In re Silicone Breast Implant Litigation, 64 D. & C. 4th 21, 25-26 (C.P. Allegheny Co. 2003).  To allow liability based upon undisclosed risks that never happened to a plaintiff “would have a reach that extends far beyond the purposes for the [duty to warn] doctrine.”  Id. at 26.
And in fen-phen litigation, plaintiffs alleging primary pulmonary hypertension (“PPH”) have been precluded from arguing that better warnings about valvular heart disease (“VHD”) would have made a difference – and vice versa – in cases where their physicians testify that they would not have been deterred by better warnings about the injuries those plaintiffs actually had:
Warning claims based upon risks that plaintiffs did not suffer have been routinely precluded by the judges of this Court in the Fen-Phen litigation, as Judge Tereshko recently pointed out:

Plaintiffs have failed, however, to present any Pennsylvania case law suggesting they should be able to proceed under this theory of liability.  This Court has previously held that the only warnings properly at issue in a failure to warn case are those relating to the condition to which the plaintiff alleges to have suffered.  See Order dated Nov. 6, 2001, Tereshko, J., P.C.C.P., May Term 1999, No. 0001 (Granting Defendant Servier’s Global Motion to preclude any evidence related to PPH where plaintiffs only damages were the result of VHD).  Just as evidence regarding PPH is irrelevant to a plaintiff who suffers from VHD, so too is evidence of Defendant’s failure to warn of VHD irrelevant to Owen’s alleged injuries related to PPH.

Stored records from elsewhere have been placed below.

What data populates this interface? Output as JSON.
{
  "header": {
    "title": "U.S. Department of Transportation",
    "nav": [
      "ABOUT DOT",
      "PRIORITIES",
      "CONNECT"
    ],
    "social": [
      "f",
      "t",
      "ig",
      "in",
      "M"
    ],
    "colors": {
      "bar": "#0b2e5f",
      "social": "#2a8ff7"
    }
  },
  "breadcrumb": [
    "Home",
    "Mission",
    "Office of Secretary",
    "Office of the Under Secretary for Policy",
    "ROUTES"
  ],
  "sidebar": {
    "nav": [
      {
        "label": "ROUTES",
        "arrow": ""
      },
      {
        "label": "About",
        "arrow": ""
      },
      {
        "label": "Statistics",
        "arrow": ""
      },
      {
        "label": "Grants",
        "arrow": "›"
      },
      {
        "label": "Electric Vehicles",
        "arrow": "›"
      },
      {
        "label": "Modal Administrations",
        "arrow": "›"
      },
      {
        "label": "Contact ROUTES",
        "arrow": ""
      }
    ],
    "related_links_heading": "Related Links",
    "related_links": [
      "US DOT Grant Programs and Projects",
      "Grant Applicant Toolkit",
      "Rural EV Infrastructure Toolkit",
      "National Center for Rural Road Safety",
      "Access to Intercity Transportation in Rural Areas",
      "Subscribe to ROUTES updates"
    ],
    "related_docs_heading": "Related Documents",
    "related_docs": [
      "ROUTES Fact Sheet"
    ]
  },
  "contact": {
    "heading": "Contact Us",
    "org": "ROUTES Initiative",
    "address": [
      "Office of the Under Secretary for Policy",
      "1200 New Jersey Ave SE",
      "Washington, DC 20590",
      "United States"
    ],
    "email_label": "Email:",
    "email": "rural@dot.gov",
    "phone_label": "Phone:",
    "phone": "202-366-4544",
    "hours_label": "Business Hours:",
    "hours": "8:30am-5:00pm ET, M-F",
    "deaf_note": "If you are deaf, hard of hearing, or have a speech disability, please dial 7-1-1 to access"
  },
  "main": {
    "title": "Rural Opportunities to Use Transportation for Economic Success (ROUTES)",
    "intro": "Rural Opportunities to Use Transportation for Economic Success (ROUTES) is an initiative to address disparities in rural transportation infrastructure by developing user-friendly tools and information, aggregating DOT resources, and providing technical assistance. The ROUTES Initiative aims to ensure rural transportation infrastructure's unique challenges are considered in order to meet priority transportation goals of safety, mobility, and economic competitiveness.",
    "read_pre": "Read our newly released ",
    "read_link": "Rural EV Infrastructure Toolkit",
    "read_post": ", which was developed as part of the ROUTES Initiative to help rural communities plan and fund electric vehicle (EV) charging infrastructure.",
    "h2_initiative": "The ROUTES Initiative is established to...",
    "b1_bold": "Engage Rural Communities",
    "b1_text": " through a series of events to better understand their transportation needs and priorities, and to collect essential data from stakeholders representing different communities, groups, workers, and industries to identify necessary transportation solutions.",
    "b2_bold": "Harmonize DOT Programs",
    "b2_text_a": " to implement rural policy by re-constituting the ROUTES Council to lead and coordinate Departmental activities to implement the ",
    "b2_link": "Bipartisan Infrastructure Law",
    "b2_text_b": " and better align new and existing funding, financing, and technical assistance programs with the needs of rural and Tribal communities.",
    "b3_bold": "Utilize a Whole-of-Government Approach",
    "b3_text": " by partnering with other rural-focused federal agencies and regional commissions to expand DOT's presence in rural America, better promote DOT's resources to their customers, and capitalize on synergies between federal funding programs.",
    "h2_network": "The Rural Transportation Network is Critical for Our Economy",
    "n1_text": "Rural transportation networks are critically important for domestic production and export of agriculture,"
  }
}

Owens v. Wyeth, 2009 WL 3244890 (C.P. Phila. Co. Aug. 17, 2009).
The lesson to be learned from Boles and all these other cases is quite simple.  Product liability trials are not supposed to be three-ringed circuses.  One-ringed circuses, maybe, but not open-ended inquiries into every “bad thing” that could possibly be said about a drug.  The law is clear that only warnings relevant to a risk that the plaintiff actually suffered factor into whether the plaintiff has proven adequacy or causation in a failure to warn case.  Don’t let them get away with anything more.